I can confirm that we have resettled only 22 Syrian refugees in Nashville over the past year. Only about 2,000 Syrians have been resettled by all agencies throughout the U.S. The reason they are coming in such low numbers is that the application and vetting process for refugees from Syria, (and for all refugees from around the world), is very extensive and can take several years. If someone with evil intent wanted to come to the U.S., coming as a refugee would not be the way to do it. World Relief has resettled well over 200,000 refugees nation-wide (from many different countries) since 1978. None have been terrorists. The FBI, State Department, national intelligence agencies, and Department of Homeland Security are all involved in a process that takes at least two years with significant clearance hurdles.”

Democrat State Rep. Jim Cooper said in a statement to News 2 that “terrorists want us to panic and overreact. We must resist that temptation.”

His statement reads, in full: “Terrorists want us to panic and overreact. We must resist that temptation. The first duty of government is to keep Americans safe, and America has been largely safe since 9/11. To keep us safe, all visitors and immigrants to our country are, and should be, thoroughly screened in advance, before they come here, in order to make sure, extra sure, that they are not a threat. But it would be a mistake to exclude all foreigners, as some politicians are suggesting. What we should do is exclude all terrorists, and all would-be terrorists.”

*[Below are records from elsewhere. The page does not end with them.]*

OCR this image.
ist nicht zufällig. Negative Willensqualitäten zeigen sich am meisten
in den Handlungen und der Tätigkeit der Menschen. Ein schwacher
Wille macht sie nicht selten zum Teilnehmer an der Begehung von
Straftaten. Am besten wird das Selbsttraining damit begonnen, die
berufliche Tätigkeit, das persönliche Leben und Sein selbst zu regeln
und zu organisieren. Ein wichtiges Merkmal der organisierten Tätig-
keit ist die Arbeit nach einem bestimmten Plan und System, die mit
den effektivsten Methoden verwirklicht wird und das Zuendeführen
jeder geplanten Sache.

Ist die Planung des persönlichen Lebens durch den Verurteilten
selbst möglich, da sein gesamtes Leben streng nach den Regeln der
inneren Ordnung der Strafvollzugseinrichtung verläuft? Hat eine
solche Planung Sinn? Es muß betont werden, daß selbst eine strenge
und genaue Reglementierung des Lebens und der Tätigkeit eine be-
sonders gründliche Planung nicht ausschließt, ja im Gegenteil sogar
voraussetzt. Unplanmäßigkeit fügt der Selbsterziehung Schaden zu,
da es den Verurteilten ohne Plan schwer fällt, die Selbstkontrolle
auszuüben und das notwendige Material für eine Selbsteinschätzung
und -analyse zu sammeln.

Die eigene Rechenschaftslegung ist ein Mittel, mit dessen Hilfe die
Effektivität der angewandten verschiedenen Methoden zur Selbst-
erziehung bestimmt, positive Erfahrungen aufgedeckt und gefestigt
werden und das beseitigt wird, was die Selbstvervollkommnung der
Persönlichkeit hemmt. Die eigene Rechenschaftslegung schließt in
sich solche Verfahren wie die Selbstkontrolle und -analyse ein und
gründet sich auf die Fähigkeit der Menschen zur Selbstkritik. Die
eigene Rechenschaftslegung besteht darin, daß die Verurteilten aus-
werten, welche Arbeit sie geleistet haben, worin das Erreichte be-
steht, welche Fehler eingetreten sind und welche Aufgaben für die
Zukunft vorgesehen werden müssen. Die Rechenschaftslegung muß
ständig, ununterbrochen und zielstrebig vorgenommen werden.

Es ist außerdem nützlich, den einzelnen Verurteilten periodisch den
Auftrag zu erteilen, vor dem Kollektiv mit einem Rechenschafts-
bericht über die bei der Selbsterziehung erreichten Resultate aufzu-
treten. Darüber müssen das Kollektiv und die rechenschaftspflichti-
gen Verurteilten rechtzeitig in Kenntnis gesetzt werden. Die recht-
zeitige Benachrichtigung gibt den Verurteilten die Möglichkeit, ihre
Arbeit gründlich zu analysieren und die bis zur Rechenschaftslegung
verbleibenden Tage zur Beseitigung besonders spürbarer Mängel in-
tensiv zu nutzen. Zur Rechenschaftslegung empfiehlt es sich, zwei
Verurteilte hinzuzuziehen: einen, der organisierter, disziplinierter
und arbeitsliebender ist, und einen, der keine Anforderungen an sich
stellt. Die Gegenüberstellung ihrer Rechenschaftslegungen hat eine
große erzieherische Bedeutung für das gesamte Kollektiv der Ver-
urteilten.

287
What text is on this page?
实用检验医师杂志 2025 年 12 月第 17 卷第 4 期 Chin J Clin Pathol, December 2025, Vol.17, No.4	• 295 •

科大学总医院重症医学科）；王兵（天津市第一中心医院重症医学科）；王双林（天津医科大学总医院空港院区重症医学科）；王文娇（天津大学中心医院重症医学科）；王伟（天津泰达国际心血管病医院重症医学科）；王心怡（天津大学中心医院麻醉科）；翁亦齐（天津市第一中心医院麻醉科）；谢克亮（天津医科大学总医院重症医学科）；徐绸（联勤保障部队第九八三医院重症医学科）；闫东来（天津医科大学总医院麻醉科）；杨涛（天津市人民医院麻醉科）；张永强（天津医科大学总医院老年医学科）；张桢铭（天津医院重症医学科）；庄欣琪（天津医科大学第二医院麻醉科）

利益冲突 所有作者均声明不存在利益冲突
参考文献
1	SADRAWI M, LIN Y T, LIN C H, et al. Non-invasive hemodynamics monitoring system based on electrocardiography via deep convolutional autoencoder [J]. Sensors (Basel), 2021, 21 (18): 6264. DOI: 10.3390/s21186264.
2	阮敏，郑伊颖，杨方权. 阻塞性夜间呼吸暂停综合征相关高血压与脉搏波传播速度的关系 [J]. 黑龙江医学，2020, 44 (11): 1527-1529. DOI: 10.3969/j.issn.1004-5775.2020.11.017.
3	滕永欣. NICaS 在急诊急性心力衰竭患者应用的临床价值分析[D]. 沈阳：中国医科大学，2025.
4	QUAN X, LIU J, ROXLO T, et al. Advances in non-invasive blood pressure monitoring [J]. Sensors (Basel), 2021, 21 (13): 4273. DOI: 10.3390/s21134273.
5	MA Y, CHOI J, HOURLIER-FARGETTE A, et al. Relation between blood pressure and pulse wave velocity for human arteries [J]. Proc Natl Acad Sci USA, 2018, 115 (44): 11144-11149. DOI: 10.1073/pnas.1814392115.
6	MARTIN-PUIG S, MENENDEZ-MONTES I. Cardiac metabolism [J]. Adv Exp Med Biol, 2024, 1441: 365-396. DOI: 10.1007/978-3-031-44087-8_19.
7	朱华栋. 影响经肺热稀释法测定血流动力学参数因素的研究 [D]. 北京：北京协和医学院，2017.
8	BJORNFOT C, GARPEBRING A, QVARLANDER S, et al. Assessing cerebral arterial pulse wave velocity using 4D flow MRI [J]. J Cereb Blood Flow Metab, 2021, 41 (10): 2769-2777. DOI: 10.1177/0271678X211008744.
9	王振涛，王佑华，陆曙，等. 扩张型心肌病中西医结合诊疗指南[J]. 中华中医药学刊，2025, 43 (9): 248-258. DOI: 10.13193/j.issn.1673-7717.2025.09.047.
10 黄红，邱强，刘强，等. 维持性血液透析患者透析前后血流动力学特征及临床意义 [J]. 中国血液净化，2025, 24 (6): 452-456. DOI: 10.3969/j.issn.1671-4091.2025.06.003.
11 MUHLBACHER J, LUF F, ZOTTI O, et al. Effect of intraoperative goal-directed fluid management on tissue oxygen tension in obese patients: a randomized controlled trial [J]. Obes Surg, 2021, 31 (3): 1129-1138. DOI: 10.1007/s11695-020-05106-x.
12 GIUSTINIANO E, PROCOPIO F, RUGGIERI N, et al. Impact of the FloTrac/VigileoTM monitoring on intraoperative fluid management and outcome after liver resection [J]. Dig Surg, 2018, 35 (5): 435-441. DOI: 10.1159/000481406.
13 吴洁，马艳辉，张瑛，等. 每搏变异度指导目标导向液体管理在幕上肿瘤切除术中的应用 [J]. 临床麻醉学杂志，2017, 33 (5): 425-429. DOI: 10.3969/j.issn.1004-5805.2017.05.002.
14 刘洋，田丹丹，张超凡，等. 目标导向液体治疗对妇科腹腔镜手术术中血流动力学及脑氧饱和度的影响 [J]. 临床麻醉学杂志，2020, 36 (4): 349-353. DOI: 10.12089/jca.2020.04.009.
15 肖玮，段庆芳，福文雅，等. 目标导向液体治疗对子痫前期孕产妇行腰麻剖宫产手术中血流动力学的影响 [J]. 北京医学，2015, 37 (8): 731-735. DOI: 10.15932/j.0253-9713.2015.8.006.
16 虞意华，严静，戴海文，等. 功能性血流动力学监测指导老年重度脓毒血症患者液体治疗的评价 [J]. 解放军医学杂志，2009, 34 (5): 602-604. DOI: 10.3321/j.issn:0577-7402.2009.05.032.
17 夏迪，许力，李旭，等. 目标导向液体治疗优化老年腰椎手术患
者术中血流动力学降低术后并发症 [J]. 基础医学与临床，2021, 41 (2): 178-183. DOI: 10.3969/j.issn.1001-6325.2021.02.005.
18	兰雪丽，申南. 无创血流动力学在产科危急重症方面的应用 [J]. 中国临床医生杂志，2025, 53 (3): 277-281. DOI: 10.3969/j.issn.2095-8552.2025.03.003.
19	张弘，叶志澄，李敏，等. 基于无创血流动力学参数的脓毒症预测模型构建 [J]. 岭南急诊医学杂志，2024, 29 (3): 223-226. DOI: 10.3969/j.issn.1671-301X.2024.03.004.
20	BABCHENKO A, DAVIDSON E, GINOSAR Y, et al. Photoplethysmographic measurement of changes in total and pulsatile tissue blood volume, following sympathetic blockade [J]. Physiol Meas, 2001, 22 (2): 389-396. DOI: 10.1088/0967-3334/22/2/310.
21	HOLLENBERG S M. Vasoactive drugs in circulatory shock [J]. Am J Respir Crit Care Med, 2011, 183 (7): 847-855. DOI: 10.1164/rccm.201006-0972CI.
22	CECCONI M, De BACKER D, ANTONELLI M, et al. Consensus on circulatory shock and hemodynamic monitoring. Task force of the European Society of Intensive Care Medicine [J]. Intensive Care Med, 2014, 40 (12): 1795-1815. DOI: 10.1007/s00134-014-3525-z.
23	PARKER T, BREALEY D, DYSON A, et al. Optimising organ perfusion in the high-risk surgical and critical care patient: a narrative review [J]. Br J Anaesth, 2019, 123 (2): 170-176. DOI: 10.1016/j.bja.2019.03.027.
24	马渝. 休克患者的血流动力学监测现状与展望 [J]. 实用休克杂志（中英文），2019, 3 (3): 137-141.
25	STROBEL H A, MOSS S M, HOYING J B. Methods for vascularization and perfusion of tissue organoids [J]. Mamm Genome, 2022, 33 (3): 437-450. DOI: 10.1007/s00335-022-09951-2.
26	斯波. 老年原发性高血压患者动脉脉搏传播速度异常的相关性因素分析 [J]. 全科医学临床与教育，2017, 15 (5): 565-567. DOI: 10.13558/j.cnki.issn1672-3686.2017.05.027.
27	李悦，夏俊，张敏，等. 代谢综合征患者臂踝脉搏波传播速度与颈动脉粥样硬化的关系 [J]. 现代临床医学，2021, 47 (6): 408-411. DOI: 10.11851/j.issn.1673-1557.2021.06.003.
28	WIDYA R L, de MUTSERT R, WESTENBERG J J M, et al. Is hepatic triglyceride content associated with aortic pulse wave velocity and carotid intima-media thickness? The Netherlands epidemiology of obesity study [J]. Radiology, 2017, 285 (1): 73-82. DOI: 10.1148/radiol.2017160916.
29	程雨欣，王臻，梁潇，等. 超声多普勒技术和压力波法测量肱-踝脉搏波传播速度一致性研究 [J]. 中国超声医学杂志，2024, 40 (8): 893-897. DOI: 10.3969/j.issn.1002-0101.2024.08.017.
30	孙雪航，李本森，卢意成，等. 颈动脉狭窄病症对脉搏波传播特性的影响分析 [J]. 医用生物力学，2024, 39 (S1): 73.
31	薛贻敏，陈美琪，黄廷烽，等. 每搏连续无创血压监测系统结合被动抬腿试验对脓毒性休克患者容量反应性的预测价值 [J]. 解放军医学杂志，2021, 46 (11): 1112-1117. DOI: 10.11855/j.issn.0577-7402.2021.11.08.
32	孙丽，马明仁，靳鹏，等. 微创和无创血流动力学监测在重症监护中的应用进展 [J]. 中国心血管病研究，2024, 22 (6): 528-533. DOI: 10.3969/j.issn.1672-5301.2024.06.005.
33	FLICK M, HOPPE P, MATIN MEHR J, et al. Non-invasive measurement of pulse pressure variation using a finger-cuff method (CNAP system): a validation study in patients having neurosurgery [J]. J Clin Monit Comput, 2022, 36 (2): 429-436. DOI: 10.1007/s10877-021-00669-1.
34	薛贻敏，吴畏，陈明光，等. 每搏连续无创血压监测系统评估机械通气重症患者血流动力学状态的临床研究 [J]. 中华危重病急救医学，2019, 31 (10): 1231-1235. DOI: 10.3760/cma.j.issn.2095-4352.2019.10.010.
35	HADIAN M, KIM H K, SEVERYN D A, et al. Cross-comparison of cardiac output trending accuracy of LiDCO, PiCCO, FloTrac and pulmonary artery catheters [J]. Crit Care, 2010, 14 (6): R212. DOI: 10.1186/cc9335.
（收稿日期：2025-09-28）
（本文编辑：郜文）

Of the 35 Syrian refugees relocated to Tennessee, 22 are in Nashville.

When asked about the governor’s request, Megan Barry said, “I believe that when Nashville can welcome new Americans that we should try the best that we can to do that and give them the support they need.”

The American Civil Liberties Union of Tennessee said Monday they are “very disappointed” with Haslam’s request.

“We mourn and condemn the horrific attacks in Paris, Beirut and Baghdad. However, the attempt by Governor Haslam and other lawmakers to draw a link between such tragedies and the admission and resettlement of Syrian refugees in Tennessee is a reflexive overreaction,” said Hedy Weinberg, executive director of the American Civil Liberties Union of Tennessee.

Weinburg continued, “The U.S. already has an extremely rigorous and multi-layered security screening program in place for refugees seeking to resettle here. Attempting to block refugee resettlement in Tennessee blames refugees for the very terror they are fleeing, and erodes our own civil liberties.”